A mound is a set space that is easy to tend and harvest from. It can also be deployed to concentrate nutrients.  Research is very clear on the logic. In their study,  Sweet potato cultivation on composted mounds in the highlands of Papua New Guinea. Issac T. Taraken and Rainer Ratsch write:
This paper explains the concept of composted mounding, which is used to cultivate sweetpotato/kaukau (Ipomoea batatas) in many locations in Enga province and parts of Southern Highlands and Western Highlands provinces of Papua New Guinea (PNG). It draws both from published literature and recent findings on sweetpotato cultivation in the PNG highlands. The practice of composted mounding allows permanent land use and intercropping, and facilitates successive multiple harvests of sweetpotato tubers and other vegetables. It counteracts the risks of frosts and soil-borne pests and diseases, and reduces soil erosion. It offsets the inherent soil-fertility problems associated with the dominant volcanic ash soils in the mounding zone of the PNG highlands. The method utilises locally available organic materials such as garden debris, weeds, grasses and farmyard manure as compost. 
They further argue:
Potential benefits of composted mounding
There are a number of possible benefits that composted mounds confer. They:
• improve soil texture and structure, thus increasing aeration and rainwater infiltration and drainage
• increase topsoil depth and improve water-holding capacity in shallow and sandy soils, and maintain soil moisture
• provide food and appropriate conditions for soil organisms, and improve soil fertility and crop yield through organic matter decomposition 
• improve soil structure and reduce soil cracking, and the resultant crumb structures probably prevent the entry of pests like sweetpotato weevil (Cylas formicarius)
• maintain soil bulk density in ranges favourable to root penetration regardless of permanent sweet potato cultivation on the same piece of land (Sillitoe 1996) 
• release heat through the decomposition process, which speeds up tuberisation 
• reduce the effects of frosts on crops
• reduce soil-borne pests and diseases, e.g. tuber rot in wet soils or caused by the fungus Ceratocystis fimbriata (Preston 1990; Sillitoe 1996)
• raise crops above water tables in swamps and flooded plains
• reduce soil erosion by run-off both on slopes and flat lands by channelling water between the mounds
• ease population pressure on land use by allowing shorter and even zero fallow periods, and hence permanent systems of land cultivation
• reduce the risk of spreading pests and diseases through the burial of affected crop residues within the mounds
• allow subsequent multiple harvests and the maintenance of planting materials
• enable farmers to use locally available organic residues for sustainable sweetpotato production rather than expensive inorganic fertilisers 
• enable more efficient land use as different crops can be intercropped with sweet potato for subsequent multiple harvests.
A farmer planting sweet potato vines
on a mound in Tambul, Western Highlands. 
While most commercial sweet potato production uses ridges -- this mound method for growing the spuds impressed me because it more or less utilised a moveable garden -- have garden will travel.

Indeed the protocol meshes with my own attempts to make the best of constructing soil on beach sand.
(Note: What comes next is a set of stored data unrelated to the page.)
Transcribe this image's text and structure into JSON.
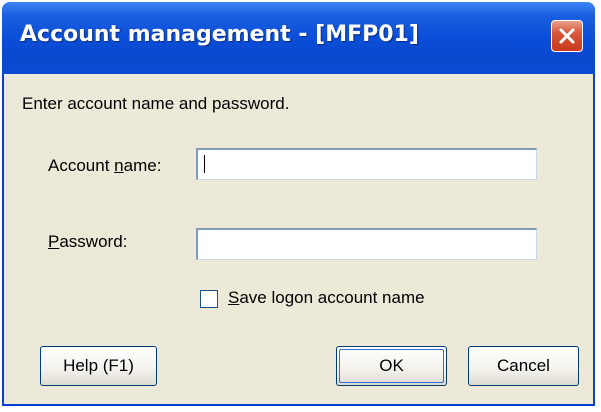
{
  "window": {
    "title": "Account management - [MFP01]",
    "close_icon": "close-icon",
    "accent_color": "#0b4ed8",
    "close_color": "#d9573a"
  },
  "form": {
    "instruction": "Enter account name and password.",
    "account_label_pre": "Account ",
    "account_label_mnemonic": "n",
    "account_label_post": "ame:",
    "account_value": "",
    "password_label_pre": "",
    "password_label_mnemonic": "P",
    "password_label_post": "assword:",
    "password_value": "",
    "save_label_pre": "",
    "save_label_mnemonic": "S",
    "save_label_post": "ave logon account name",
    "save_checked": false
  },
  "buttons": {
    "help": "Help (F1)",
    "ok": "OK",
    "cancel": "Cancel"
  }
}
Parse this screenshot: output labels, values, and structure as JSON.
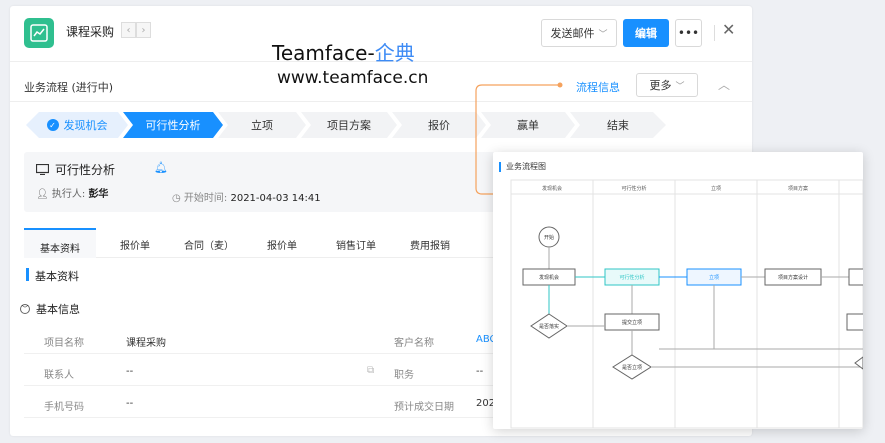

It also deals with the challenge of  allowing for several seasons of fallow in the growing of sweet potatoes especially if your space is limited.

While I've relied on sheet mulching to build my garden I've tended to mulch to uniform thickness -- like a carpet. But mulch mounding is likely to suit some vegetables with potatoes being the best candidate. 

And the great thing is that after harvest you simply move your 'mound' contents elsewhere and grow the next crop in the same place with fresh material inputs collected from wherever.

In effect you get to tame this rambler, facilitating care and harvest. The mounds aren't ant hills -- akin to those you'd associate with normal gardening. These are serious structures. They are in effect garden beds that are not shaped as to our norm.

How about that for sweet logic?

This I gotta do. I'm not sure how I'll adapt the business but my next  crop of spuds will begin life in such a home --albeit my best attempt at making one.